BCI justifies investing in fossil fuels in two ways. First, they say that by giving money to these companies, they can push them to reduce their emissions. By having a seat at the table, they argue, they will influence fossil fuel companies to make better environmental decisions.

The second justification is that BCI has emission-reduction targets for their public equity funds. They have had some success, as the emission intensity of these funds, meaning the total emissions per million invested, have gone down.

However, BCI does not have reduction targets for its private equity funds, which have much higher emissions than their public equity funds, or for its real estate funds.

So BCI, which manages a handful of public pensions in the province, justifies investing in companies that produce the products driving climate change by claiming they can push them to make better environmental decisions and setting emission-reduction targets for part of their portfolio. 

But there is another option. Each year, more organizations are deciding to divest from fossil fuels altogether. Divestment would mean cutting off money from our pension fund to companies involved in the fossil fuel business. BCI opposes this approach, but perhaps it’s time we consider it.

In Canada, the University of British Columbia has committed to divesting its endowment from fossil fuels by 2030. The Caisse de dépôt et placement du Québec, Quebec’s equivalent of BCI, has committed to divesting by the end of 2022 and cutting the carbon footprint of their investments in half by 2030.

Disinvestment like this is happening all over the world. In 2018, New York City committed to divesting all municipal public pensions from fossil fuels. They followed through in January 2021 with an initial sell-off of $4 billion worth of fossil fuel investments.

Municipal governments are taking similar measures in Belfast, Copenhagen, Melbourne, Minneapolis, Paris, Portland, San Francisco, Seattle, Stockholm, Sydney, Cape Town, and Denver, to name a few. A huge number of religious, professional, and financial institutions are also following suit.

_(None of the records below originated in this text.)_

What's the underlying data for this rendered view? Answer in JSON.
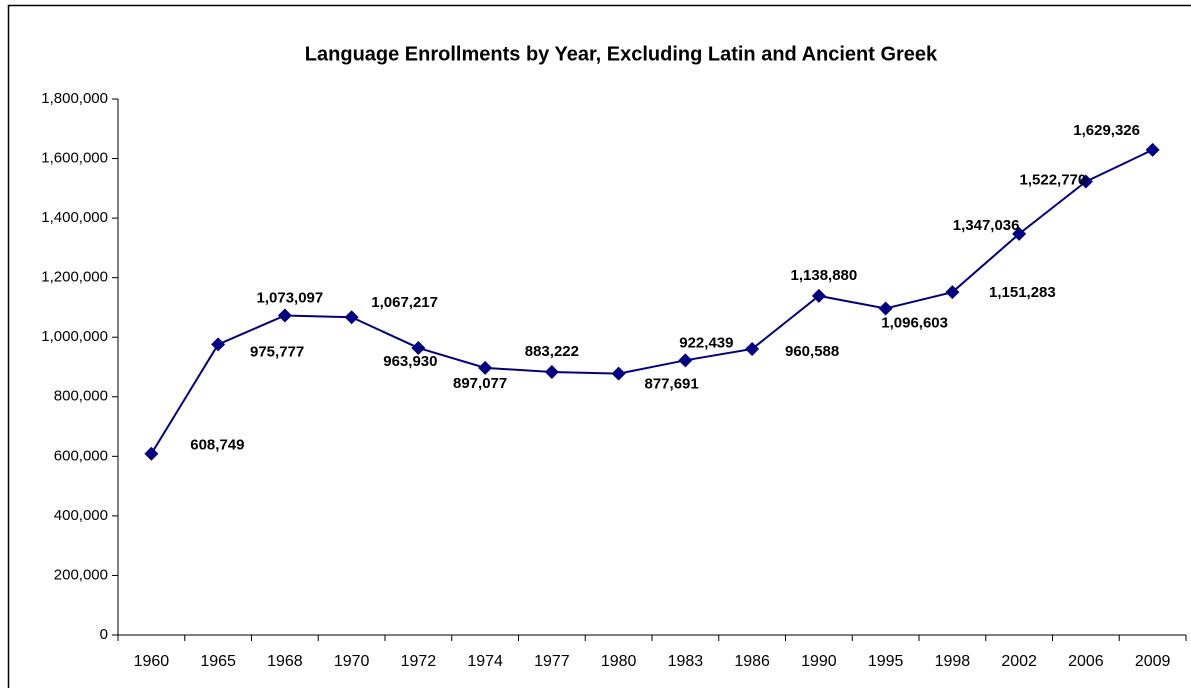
{
  "chart_data": {
    "type": "line",
    "title": "Language Enrollments by Year, Excluding Latin and  Ancient Greek",
    "categories": [
      "1960",
      "1965",
      "1968",
      "1970",
      "1972",
      "1974",
      "1977",
      "1980",
      "1983",
      "1986",
      "1990",
      "1995",
      "1998",
      "2002",
      "2006",
      "2009"
    ],
    "values": [
      608749,
      975777,
      1073097,
      1067217,
      963930,
      897077,
      883222,
      877691,
      922439,
      960588,
      1138880,
      1096603,
      1151283,
      1347036,
      1522770,
      1629326
    ],
    "value_labels": [
      "608,749",
      "975,777",
      "1,073,097",
      "1,067,217",
      "963,930",
      "897,077",
      "883,222",
      "877,691",
      "922,439",
      "960,588",
      "1,138,880",
      "1,096,603",
      "1,151,283",
      "1,347,036",
      "1,522,770",
      "1,629,326"
    ],
    "color": "#000080",
    "ylim": [
      0,
      1800000
    ],
    "yticks": [
      {
        "value": 0,
        "label": "0"
      },
      {
        "value": 200000,
        "label": "200,000"
      },
      {
        "value": 400000,
        "label": "400,000"
      },
      {
        "value": 600000,
        "label": "600,000"
      },
      {
        "value": 800000,
        "label": "800,000"
      },
      {
        "value": 1000000,
        "label": "1,000,000"
      },
      {
        "value": 1200000,
        "label": "1,200,000"
      },
      {
        "value": 1400000,
        "label": "1,400,000"
      },
      {
        "value": 1600000,
        "label": "1,600,000"
      },
      {
        "value": 1800000,
        "label": "1,800,000"
      }
    ],
    "grid": false
  }
}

When considering our pension fund’s impact on the planet, we need to ask ourselves two questions. First, should we be concerned about how the money we set aside for retirement contributes to climate change? And second, if the answer is yes, what makes more sense: investing in fossil fuel companies while trying to convince them to abandon their core business or divesting from them altogether?

As teachers, we can’t rest on what we do in the classroom. I first learned about climate change in elementary school in 1999. As countries like the United Kingdom and Germany have made considerable strides to reduce their emissions, Canada’s are right where they were in 1990. In fact, emissions from oil and gas have ballooned to constitute a quarter of our national emissions, negating progress we’ve made in other sectors.

Climate change has been understood since the day I was born and the problem has only grown worse. More than half of global emissions since the industrial revolution have occurred during my lifetime. We’ve taught kids about the seriousness of climate change for a long time, while we invest in ensuring its worst effects come to pass.

Climate change can be so overwhelming that it’s easy to fall into despair. But the truth is our world is made and remade each day by our decisions. The world we live in is the result of decisions made yesterday, and the world we will live in tomorrow depends on our choices today.

The billions of dollars pooled in our pension fund are building the world that we, our children, our grandchildren, and our students will soon live in. What kind of world do you want?

It’s time the BCTF had a serious conversation about following the lead of other organizations and taking immediate steps to disinvest our pensions from fossil fuels.